Here are 3+1 approaches on where you can transform data with their respective pros and cons:

0. On the backend

This is my favourite approach, if you can afford it. If the backend returns data in exactly the structure we want, there is nothing we need to do. While this might sound unrealistic in many cases, e.g. when working with public REST APIs, it is also quite possible to achieve in enterprise applications. If you are in control of the backend and have an endpoint that returns data for your exact use-case, prefer to deliver the data the way you expect it.

🟢 no work on the frontend
🔴 not always possible

1. In the queryFn

The queryFn is the function that you pass to useQuery. It expects you to return a Promise, and the resulting data winds up in the query cache. But it doesn't mean that you have to absolutely return data in the structure that the backend delivers here.

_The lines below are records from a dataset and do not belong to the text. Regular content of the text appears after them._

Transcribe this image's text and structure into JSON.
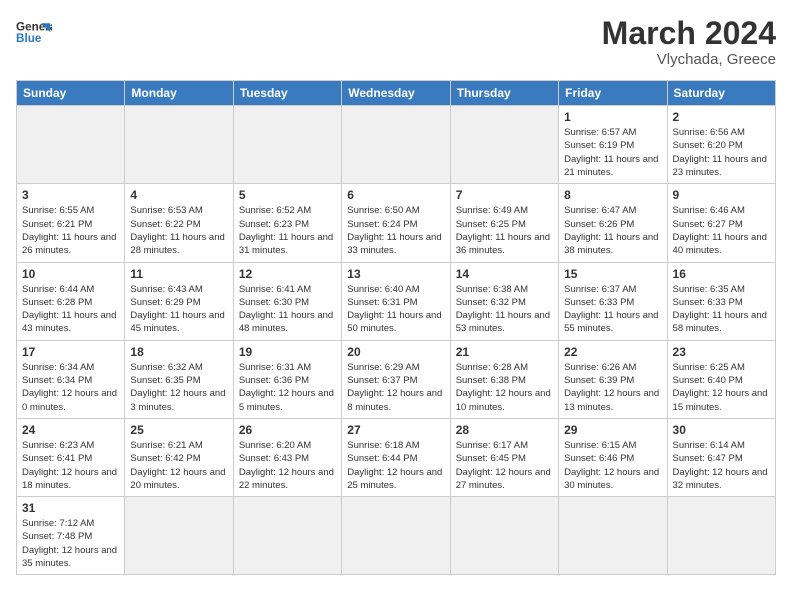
{
  "header": {
    "logo_general": "General",
    "logo_blue": "Blue",
    "title": "March 2024",
    "subtitle": "Vlychada, Greece"
  },
  "days_of_week": [
    "Sunday",
    "Monday",
    "Tuesday",
    "Wednesday",
    "Thursday",
    "Friday",
    "Saturday"
  ],
  "weeks": [
    [
      {
        "day": "",
        "info": ""
      },
      {
        "day": "",
        "info": ""
      },
      {
        "day": "",
        "info": ""
      },
      {
        "day": "",
        "info": ""
      },
      {
        "day": "",
        "info": ""
      },
      {
        "day": "1",
        "info": "Sunrise: 6:57 AM\nSunset: 6:19 PM\nDaylight: 11 hours\nand 21 minutes."
      },
      {
        "day": "2",
        "info": "Sunrise: 6:56 AM\nSunset: 6:20 PM\nDaylight: 11 hours\nand 23 minutes."
      }
    ],
    [
      {
        "day": "3",
        "info": "Sunrise: 6:55 AM\nSunset: 6:21 PM\nDaylight: 11 hours\nand 26 minutes."
      },
      {
        "day": "4",
        "info": "Sunrise: 6:53 AM\nSunset: 6:22 PM\nDaylight: 11 hours\nand 28 minutes."
      },
      {
        "day": "5",
        "info": "Sunrise: 6:52 AM\nSunset: 6:23 PM\nDaylight: 11 hours\nand 31 minutes."
      },
      {
        "day": "6",
        "info": "Sunrise: 6:50 AM\nSunset: 6:24 PM\nDaylight: 11 hours\nand 33 minutes."
      },
      {
        "day": "7",
        "info": "Sunrise: 6:49 AM\nSunset: 6:25 PM\nDaylight: 11 hours\nand 36 minutes."
      },
      {
        "day": "8",
        "info": "Sunrise: 6:47 AM\nSunset: 6:26 PM\nDaylight: 11 hours\nand 38 minutes."
      },
      {
        "day": "9",
        "info": "Sunrise: 6:46 AM\nSunset: 6:27 PM\nDaylight: 11 hours\nand 40 minutes."
      }
    ],
    [
      {
        "day": "10",
        "info": "Sunrise: 6:44 AM\nSunset: 6:28 PM\nDaylight: 11 hours\nand 43 minutes."
      },
      {
        "day": "11",
        "info": "Sunrise: 6:43 AM\nSunset: 6:29 PM\nDaylight: 11 hours\nand 45 minutes."
      },
      {
        "day": "12",
        "info": "Sunrise: 6:41 AM\nSunset: 6:30 PM\nDaylight: 11 hours\nand 48 minutes."
      },
      {
        "day": "13",
        "info": "Sunrise: 6:40 AM\nSunset: 6:31 PM\nDaylight: 11 hours\nand 50 minutes."
      },
      {
        "day": "14",
        "info": "Sunrise: 6:38 AM\nSunset: 6:32 PM\nDaylight: 11 hours\nand 53 minutes."
      },
      {
        "day": "15",
        "info": "Sunrise: 6:37 AM\nSunset: 6:33 PM\nDaylight: 11 hours\nand 55 minutes."
      },
      {
        "day": "16",
        "info": "Sunrise: 6:35 AM\nSunset: 6:33 PM\nDaylight: 11 hours\nand 58 minutes."
      }
    ],
    [
      {
        "day": "17",
        "info": "Sunrise: 6:34 AM\nSunset: 6:34 PM\nDaylight: 12 hours\nand 0 minutes."
      },
      {
        "day": "18",
        "info": "Sunrise: 6:32 AM\nSunset: 6:35 PM\nDaylight: 12 hours\nand 3 minutes."
      },
      {
        "day": "19",
        "info": "Sunrise: 6:31 AM\nSunset: 6:36 PM\nDaylight: 12 hours\nand 5 minutes."
      },
      {
        "day": "20",
        "info": "Sunrise: 6:29 AM\nSunset: 6:37 PM\nDaylight: 12 hours\nand 8 minutes."
      },
      {
        "day": "21",
        "info": "Sunrise: 6:28 AM\nSunset: 6:38 PM\nDaylight: 12 hours\nand 10 minutes."
      },
      {
        "day": "22",
        "info": "Sunrise: 6:26 AM\nSunset: 6:39 PM\nDaylight: 12 hours\nand 13 minutes."
      },
      {
        "day": "23",
        "info": "Sunrise: 6:25 AM\nSunset: 6:40 PM\nDaylight: 12 hours\nand 15 minutes."
      }
    ],
    [
      {
        "day": "24",
        "info": "Sunrise: 6:23 AM\nSunset: 6:41 PM\nDaylight: 12 hours\nand 18 minutes."
      },
      {
        "day": "25",
        "info": "Sunrise: 6:21 AM\nSunset: 6:42 PM\nDaylight: 12 hours\nand 20 minutes."
      },
      {
        "day": "26",
        "info": "Sunrise: 6:20 AM\nSunset: 6:43 PM\nDaylight: 12 hours\nand 22 minutes."
      },
      {
        "day": "27",
        "info": "Sunrise: 6:18 AM\nSunset: 6:44 PM\nDaylight: 12 hours\nand 25 minutes."
      },
      {
        "day": "28",
        "info": "Sunrise: 6:17 AM\nSunset: 6:45 PM\nDaylight: 12 hours\nand 27 minutes."
      },
      {
        "day": "29",
        "info": "Sunrise: 6:15 AM\nSunset: 6:46 PM\nDaylight: 12 hours\nand 30 minutes."
      },
      {
        "day": "30",
        "info": "Sunrise: 6:14 AM\nSunset: 6:47 PM\nDaylight: 12 hours\nand 32 minutes."
      }
    ],
    [
      {
        "day": "31",
        "info": "Sunrise: 7:12 AM\nSunset: 7:48 PM\nDaylight: 12 hours\nand 35 minutes."
      },
      {
        "day": "",
        "info": ""
      },
      {
        "day": "",
        "info": ""
      },
      {
        "day": "",
        "info": ""
      },
      {
        "day": "",
        "info": ""
      },
      {
        "day": "",
        "info": ""
      },
      {
        "day": "",
        "info": ""
      }
    ]
  ]
}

You can transform it before doing so:

const fetchTodos = async (): Promise<Todos> => {
    const response = await axios.get('todos')
    const data: Todos = response.data

    return data.map((todo) => todo.name.toUpperCase())
}

export const useTodosQuery = () => useQuery(['todos'], fetchTodos)

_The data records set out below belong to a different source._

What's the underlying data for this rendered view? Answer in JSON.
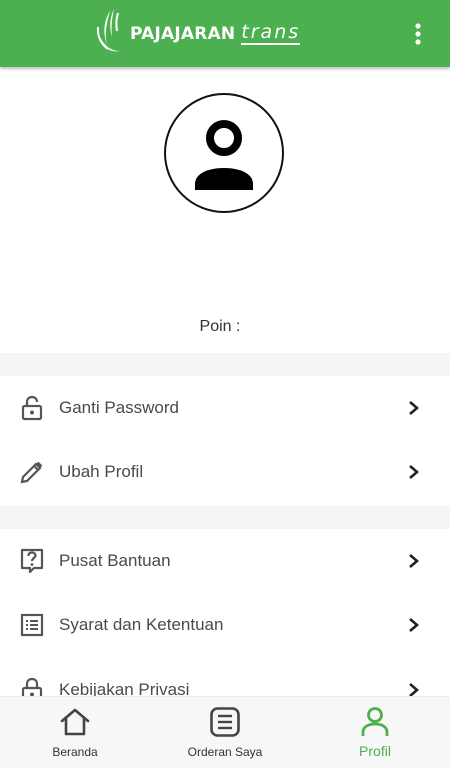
{
  "app": {
    "brand": "PAJAJARAN",
    "brand_suffix": "trans",
    "accent_color": "#4caf50"
  },
  "profile": {
    "poin_label": "Poin :",
    "avatar_icon": "person-icon"
  },
  "menu": [
    {
      "label": "Ganti Password",
      "icon": "lock-open-icon"
    },
    {
      "label": "Ubah Profil",
      "icon": "pencil-icon"
    },
    {
      "label": "Pusat Bantuan",
      "icon": "help-icon"
    },
    {
      "label": "Syarat dan Ketentuan",
      "icon": "list-icon"
    },
    {
      "label": "Kebijakan Privasi",
      "icon": "lock-icon"
    }
  ],
  "bottom_nav": [
    {
      "label": "Beranda",
      "icon": "home-icon",
      "active": false
    },
    {
      "label": "Orderan Saya",
      "icon": "orders-icon",
      "active": false
    },
    {
      "label": "Profil",
      "icon": "person-icon",
      "active": true
    }
  ]
}
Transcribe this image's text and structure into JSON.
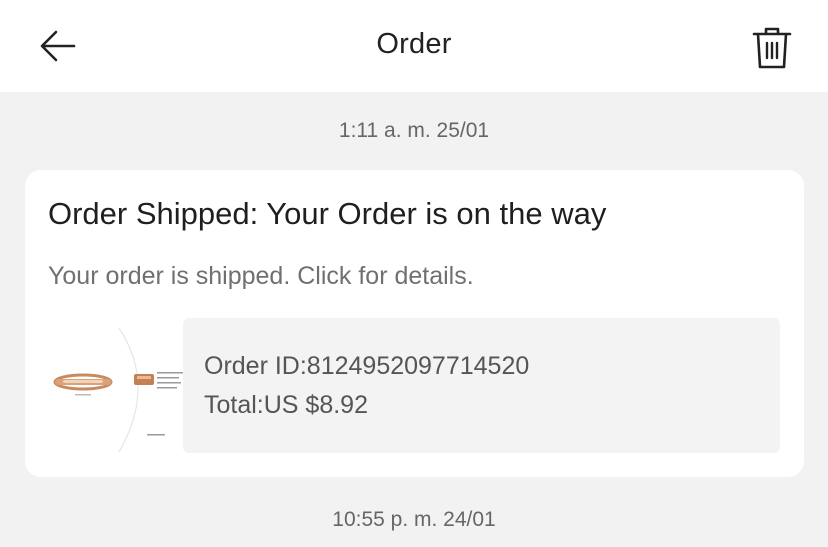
{
  "header": {
    "title": "Order",
    "back_icon": "arrow-left-icon",
    "trash_icon": "trash-icon"
  },
  "messages": [
    {
      "timestamp": "1:11 a. m. 25/01",
      "title": "Order Shipped: Your Order is on the way",
      "subtitle": "Your order is shipped. Click for details.",
      "order_id": "Order ID:8124952097714520",
      "total": "Total:US $8.92",
      "thumbnail_icon": "product-bracelet-image"
    }
  ],
  "next_timestamp": "10:55 p. m. 24/01",
  "colors": {
    "background": "#f2f2f2",
    "card": "#ffffff",
    "order_box": "#f3f3f3",
    "muted_text": "#707070"
  }
}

On the frontend, you can then work with this data "as if it came like this from the backend". No where in your code will you actually work with todo names that are not upper-cased. You will also not have access to the original structure. If you look at the react-query-devtools, you will see the transformed structure. If you look at the network trace, you'll see the original structure. This might be confusing, so keep that in mind.

Also, there is no optimization that react-query can do for you here. Every time a fetch is executed, your transformation will run. If it's expensive, consider one of the other alternatives. Some companies also have a shared api layer that abstracts data fetching, so you might not have access to this layer to do your transformations.

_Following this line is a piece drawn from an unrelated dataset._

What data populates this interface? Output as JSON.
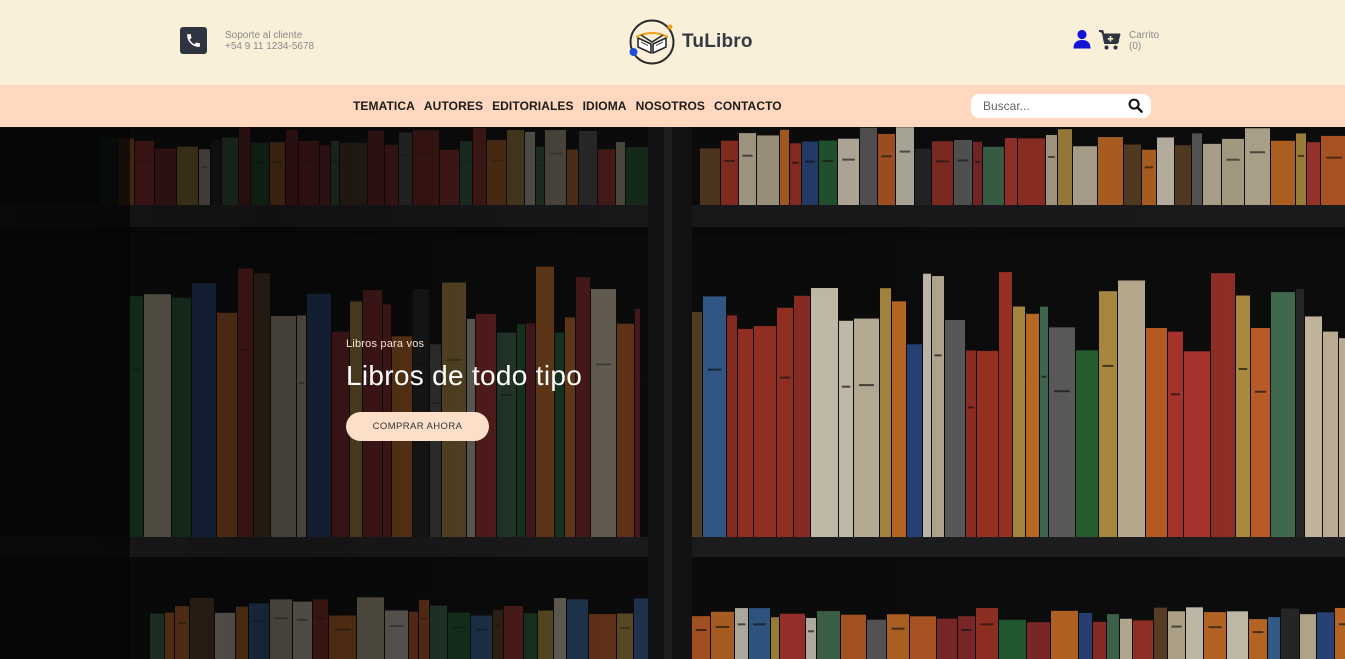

🟢 very "close to the backend" in terms of co-location
🟡 the transformed structure winds up in the cache, so you don't have access to the original structure
🔴 runs on every fetch
🔴 not feasible if you have a shared api layer that you cannot freely modify

2. In the render function

As advised in Part 1, if you create custom hooks, you can easily do transformations there:

const fetchTodos = async (): Promise<Todos> => {
    const response = await axios.get('todos')
    return response.data
}

export const useTodosQuery = () => {
    const queryInfo = useQuery(['todos'], fetchTodos)

    return {
        ...queryInfo,
        data: queryInfo.data?.map((todo) => todo.name.toUpperCase()),
    }
}

As it stands, this will not only run every time your fetch function runs, but actually on every render (even those that do not involve data fetching). This is likely not a problem at all, but if it is, you can optimize with useMemo. Be careful to define your dependencies as narrow as possible. data inside the queryInfo will be referentially stable unless something really changed (in which case you want to recompute your transformation), but the queryInfo itself will not. If you add queryInfo as your dependency, the transformation will again run on every render:

export const useTodosQuery = () => {
    const queryInfo = useQuery(['todos'], fetchTodos)

    return {
        ...queryInfo,
        // 🚨 don't do this - the useMemo does nothig at all here!
        data: React.useMemo(() => queryInfo.data?.map((todo) => todo.name.toUpperCase()), [
            queryInfo,
        ]),

        // ✅ correctly memoizes by queryInfo.data
        data: React.useMemo(() => queryInfo.data?.map((todo) => todo.name.toUpperCase()), [
            queryInfo.data,
        ]),
    }
}

Especially if you have additional logic in your custom hook to combine with your data transformation, this is a good option. Be aware that data can be potentially undefined, so use optional chaining when working with it.

🟢 optimizable via useMemo
🟡 exact structure cannot be inspected in the devtools
🔴 a bit more convoluted syntax
🔴 data can be potentially undefined

3. using the select option

v3 introduced built-in selectors, which can also be used to transform data:

export const useTodosQuery = () =>
    useQuery(['todos'], fetchTodos, {
        select: (data) => data.map((todo) => todo.name.toUpperCase()),
    })

selectors will only be called if data exists, so you don't have to care about undefined here. Selectors like the one above will also run on every render, because the functional identity changes (it's an inline function). If your transformation is expensive, you can memoize it either with useCallback, or by extracting it to a stable function reference:

const transformTodoNames = (data: Todos) => data.map((todo) => todo.name.toUpperCase())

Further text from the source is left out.